# Slow Co-workers....



## Ahrens (Mar 1, 2013)

So this may be off-topic a bit but oh well... Does anybody else work with a guy that just seems to either a)ignore you when you say something b)take more than twice as long to do something as it should c)just do some really stupid things while working together?

The one guy I work with is pretty much all three options rolled into one.Its really frustrating when your job is running over and your getting talked to about it and given a bit of crap even though your doing everything you can to try to keep things on schedule.

Today we were replacing a 40 gal PV water heater and im soldering the water lines when all of a sudden the heater starts rocking back and forth... he's down there putting on the black iron drip pocket with just a pipe wrench with no support wrench on the valve. I tell him to hold on a few minutes until i get everything done and it sets a bit. I get the cold line done then move a bit to do the hot not even 10 seconds later he;s at it again while im soldering. I just told him to go outside and finish the venting. 
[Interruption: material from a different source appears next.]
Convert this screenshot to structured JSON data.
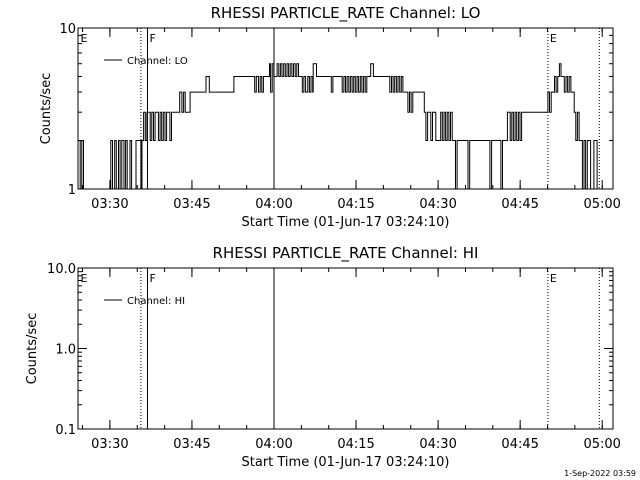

Sorry about the ranting but had to get it off the chest.

Feel free to join in :thumbsup:


----------



## jps519 (Feb 12, 2013)

All the time. You can't teach common sense. Its a pain in the a$$. But what can you do.


----------



## Ahrens (Mar 1, 2013)

Well looks like i wasn't the only one that wasn't impressed with him at work, he got "laid off" last friday when he got back to the shop. The guy had the nerve to say to the boss after he heard the news that "he (myself) better be getting laid off too" Needless to say the other guys and I had a bit of a chuckle at that and he didn't look to impresses when I was the one that had to go to his house yesterday and get the mobile debit machine from him.


----------



## Superdave1 (Mar 22, 2013)

no matter how hard you try....you just can't fix stupid!!!


----------